As I was browsing photos with my granddaughters we came upon a picture of a pretty little brick building, and I had to laugh out loud as I recalled the night I spent there with Tommy and Larry.
About 10 years ago, I was invited to tell ghost stories for a haunted trail. Tommy, my youngest son, was about eleven. He and my husband would accompany me on the trip. The October weather was crisp and bright, a perfect time for ghost stories and spooky walks in the woods.
Part of my payment was a night's stay in the Gatehouse. The little house was beautifully furnished in period antiques, and the setting on the college grounds was as pretty as could be. We were all looking forward to spending time there.
The young man who showed us around was also the one who had planned the haunted trail. As he and I discussed what story I should tell (he wanted something planned around the various scary things along the trail) he mentioned that there was a ghost story connected with the gatehouse itself.
"Really!" I was all ears.
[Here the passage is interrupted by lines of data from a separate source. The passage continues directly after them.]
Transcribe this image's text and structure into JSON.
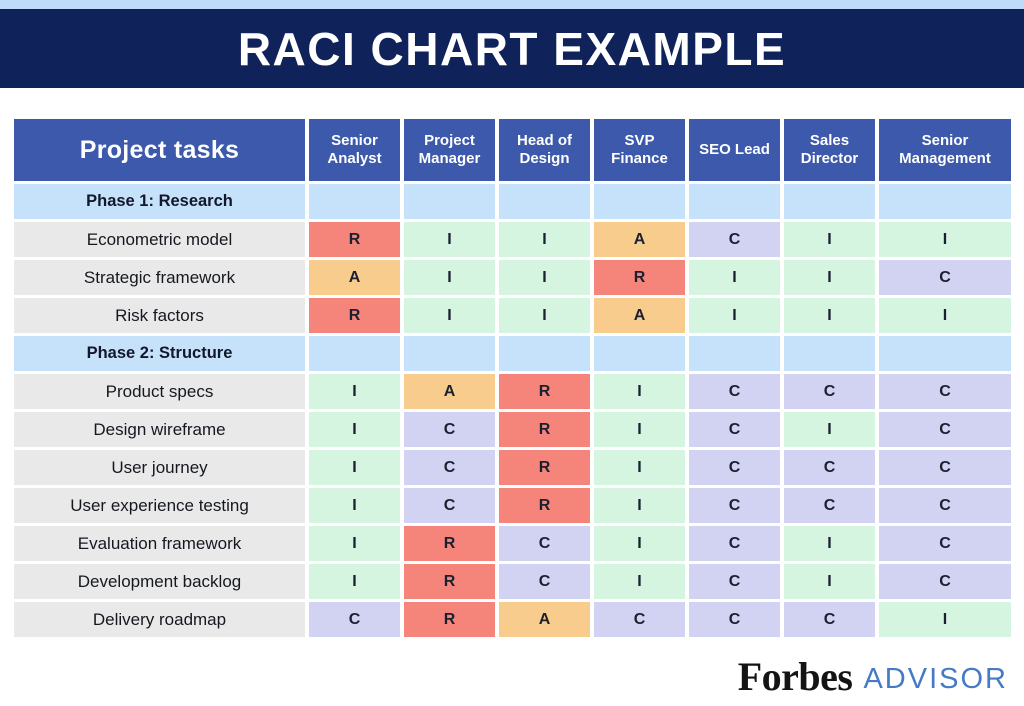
{
  "page": {
    "title": "RACI CHART EXAMPLE"
  },
  "chart_data": {
    "type": "table",
    "title": "RACI CHART EXAMPLE",
    "task_column_header": "Project tasks",
    "role_headers": [
      "Senior Analyst",
      "Project Manager",
      "Head of Design",
      "SVP Finance",
      "SEO Lead",
      "Sales Director",
      "Senior Management"
    ],
    "legend_colors": {
      "R": "#F5847B",
      "A": "#F8CC8D",
      "C": "#D2D3F3",
      "I": "#D5F5E1"
    },
    "rows": [
      {
        "type": "phase",
        "label": "Phase 1: Research",
        "cells": [
          "",
          "",
          "",
          "",
          "",
          "",
          ""
        ]
      },
      {
        "type": "task",
        "label": "Econometric model",
        "cells": [
          "R",
          "I",
          "I",
          "A",
          "C",
          "I",
          "I"
        ]
      },
      {
        "type": "task",
        "label": "Strategic framework",
        "cells": [
          "A",
          "I",
          "I",
          "R",
          "I",
          "I",
          "C"
        ]
      },
      {
        "type": "task",
        "label": "Risk factors",
        "cells": [
          "R",
          "I",
          "I",
          "A",
          "I",
          "I",
          "I"
        ]
      },
      {
        "type": "phase",
        "label": "Phase 2: Structure",
        "cells": [
          "",
          "",
          "",
          "",
          "",
          "",
          ""
        ]
      },
      {
        "type": "task",
        "label": "Product specs",
        "cells": [
          "I",
          "A",
          "R",
          "I",
          "C",
          "C",
          "C"
        ]
      },
      {
        "type": "task",
        "label": "Design wireframe",
        "cells": [
          "I",
          "C",
          "R",
          "I",
          "C",
          "I",
          "C"
        ]
      },
      {
        "type": "task",
        "label": "User journey",
        "cells": [
          "I",
          "C",
          "R",
          "I",
          "C",
          "C",
          "C"
        ]
      },
      {
        "type": "task",
        "label": "User experience testing",
        "cells": [
          "I",
          "C",
          "R",
          "I",
          "C",
          "C",
          "C"
        ]
      },
      {
        "type": "task",
        "label": "Evaluation framework",
        "cells": [
          "I",
          "R",
          "C",
          "I",
          "C",
          "I",
          "C"
        ]
      },
      {
        "type": "task",
        "label": "Development backlog",
        "cells": [
          "I",
          "R",
          "C",
          "I",
          "C",
          "I",
          "C"
        ]
      },
      {
        "type": "task",
        "label": "Delivery roadmap",
        "cells": [
          "C",
          "R",
          "A",
          "C",
          "C",
          "C",
          "I"
        ]
      }
    ]
  },
  "footer": {
    "brand": "Forbes",
    "brand_suffix": "ADVISOR"
  },
  "colors": {
    "navy": "#10225A",
    "strip_blue": "#BEDCF7",
    "header_blue": "#3C59AB",
    "phase_blue": "#C6E1FA",
    "task_gray": "#E9E9E9",
    "advisor_blue": "#4679C6",
    "raci_r": "#F5847B",
    "raci_a": "#F8CC8D",
    "raci_c": "#D2D3F3",
    "raci_i": "#D5F5E1"
  }
}
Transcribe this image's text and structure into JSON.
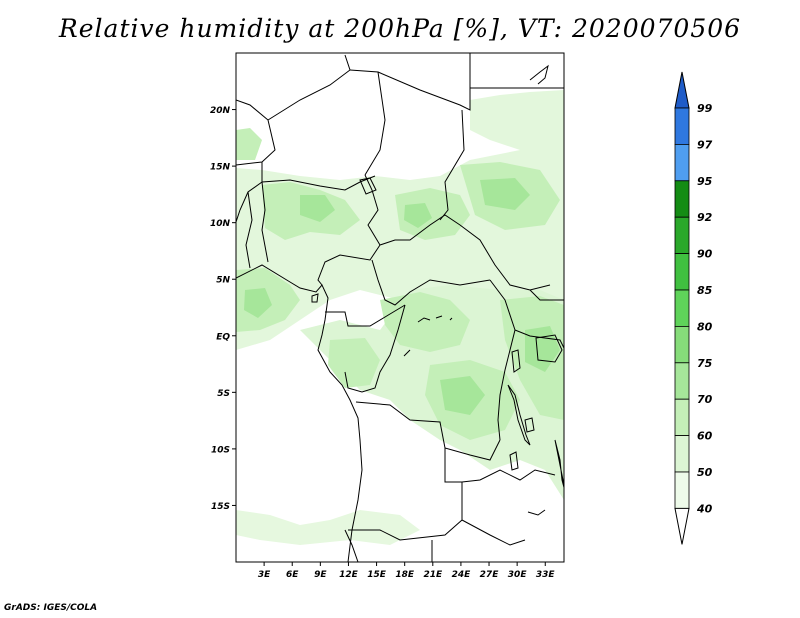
{
  "title": "Relative humidity at 200hPa [%], VT: 2020070506",
  "credit": "GrADS: IGES/COLA",
  "map": {
    "lat_range": [
      -20,
      25
    ],
    "lon_range": [
      0,
      35
    ],
    "lat_ticks": [
      {
        "value": 20,
        "label": "20N"
      },
      {
        "value": 15,
        "label": "15N"
      },
      {
        "value": 10,
        "label": "10N"
      },
      {
        "value": 5,
        "label": "5N"
      },
      {
        "value": 0,
        "label": "EQ"
      },
      {
        "value": -5,
        "label": "5S"
      },
      {
        "value": -10,
        "label": "10S"
      },
      {
        "value": -15,
        "label": "15S"
      }
    ],
    "lon_ticks": [
      {
        "value": 3,
        "label": "3E"
      },
      {
        "value": 6,
        "label": "6E"
      },
      {
        "value": 9,
        "label": "9E"
      },
      {
        "value": 12,
        "label": "12E"
      },
      {
        "value": 15,
        "label": "15E"
      },
      {
        "value": 18,
        "label": "18E"
      },
      {
        "value": 21,
        "label": "21E"
      },
      {
        "value": 24,
        "label": "24E"
      },
      {
        "value": 27,
        "label": "27E"
      },
      {
        "value": 30,
        "label": "30E"
      },
      {
        "value": 33,
        "label": "33E"
      }
    ]
  },
  "colorbar": {
    "levels": [
      {
        "label": "40",
        "color": "#eefbea"
      },
      {
        "label": "50",
        "color": "#dcf5d4"
      },
      {
        "label": "60",
        "color": "#c4efb8"
      },
      {
        "label": "70",
        "color": "#a6e69a"
      },
      {
        "label": "75",
        "color": "#86dc7a"
      },
      {
        "label": "80",
        "color": "#5fd35a"
      },
      {
        "label": "85",
        "color": "#40c040"
      },
      {
        "label": "90",
        "color": "#2aa82a"
      },
      {
        "label": "92",
        "color": "#148c14"
      },
      {
        "label": "95",
        "color": "#4f9ef0"
      },
      {
        "label": "97",
        "color": "#2f78e0"
      },
      {
        "label": "99",
        "color": "#1f5cc8"
      }
    ],
    "under_color": "#ffffff",
    "over_color": "#1f5cc8"
  }
}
I am always up for a good ghost story.
According to our host, there was once a family living in the gatehouse who had a young daughter. One winter night the child somehow wandered up to the third floor of the tower and fell out of the window. The weather was well below freezing, and the poor child was dead when she was found in the morning.
"People have said they've seen her here," he said. "They say she wears a long white gown, just a little child. They see her in the window up there." We looked up at the window--it was a steep drop, and a fall from there could certainly be fatal.
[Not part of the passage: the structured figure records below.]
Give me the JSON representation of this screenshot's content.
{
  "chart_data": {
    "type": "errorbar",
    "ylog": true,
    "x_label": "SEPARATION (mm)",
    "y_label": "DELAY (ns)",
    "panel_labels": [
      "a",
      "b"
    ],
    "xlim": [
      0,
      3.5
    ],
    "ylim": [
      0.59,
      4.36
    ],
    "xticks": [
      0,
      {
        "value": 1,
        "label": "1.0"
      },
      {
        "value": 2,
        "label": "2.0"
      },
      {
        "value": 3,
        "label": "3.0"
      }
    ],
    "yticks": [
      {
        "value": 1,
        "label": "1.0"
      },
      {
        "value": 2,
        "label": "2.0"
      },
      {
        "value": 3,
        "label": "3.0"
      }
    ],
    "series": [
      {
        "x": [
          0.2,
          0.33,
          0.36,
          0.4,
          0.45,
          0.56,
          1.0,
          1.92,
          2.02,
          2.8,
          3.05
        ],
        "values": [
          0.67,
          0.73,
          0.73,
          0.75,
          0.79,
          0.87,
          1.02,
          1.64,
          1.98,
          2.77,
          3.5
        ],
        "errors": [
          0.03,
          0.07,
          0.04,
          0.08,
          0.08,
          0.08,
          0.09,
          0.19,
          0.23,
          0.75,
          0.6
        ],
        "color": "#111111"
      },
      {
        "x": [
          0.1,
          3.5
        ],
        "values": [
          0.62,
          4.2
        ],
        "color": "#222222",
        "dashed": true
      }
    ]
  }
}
The young man left and we began unpacking. All evening I noticed Tommy hanging close by me. I tripped over him at every turn and it made unpacking difficult to say the least.
"What's the matter with you?" I finally asked, exasperated.
"I don't want to see that girl!" he said, pulling even closer to my side.
After the storytelling (which went very well--I wrote a story based on an old chilling tale I'd read, threading it with the scenes the young man had described from the haunted trail) we returned to the gatehouse and prepared for bed. Larry and I planned to sleep in the master bedroom, and Tommy would have the smaller bedroom across the hall.
Tommy, however, would have none of that. He was sleeping with me! Dad could sleep across the hall. He could not be persuaded to enter the small bedroom at all.
So that's what we did. I put on my favorite white nightgown and Tommy and I settled down in the big fourposter while Larry snuggled down in the smaller room. Unfortunately, Larry snuggled down a little too well. He began to snore so loudly that it was impossible for Tommy and I to fall asleep. I got out of bed and walked across the hall, intending to wake Larry up so he'd change positions and hopefully stop snoring.
I stood in his doorway and whispered, "Larry! Larry! Wake up!"
Larry sat bolt upright in the bed. On seeing me in my long white gown in the door he started to yell--AAAAAAAGGGGGGGHHHHH!!!!!
Tommy in the next room heard his Dad's yells and convinced that the ghost was near, he started yelling too. AAAAAAAAHHHHHHH!!!!
I flipped on the light. "What in the world is the matter with you two?" I asked.
Then I realized what had happened. "You idiots! Stop yelling and go to sleep!"
It was a long time before I quit laughing and got to sleep myself. The next day Tommy hung close again. He followed me into the kitchen and even the bathroom. Nothing could convince him that the closest he'd come to seeing a ghost was the night before in the hallway between the bedrooms.
As for Larry, he denies the whole thing. Scared of ghosts? Not him!
There are other ghost stories connected with this college, but those I found online are not as authoritative as I would like. However, should you ever visit Davis and Elkins College, ask about the ghosts that are supposed to haunt Halliehurst and Graceland mansions.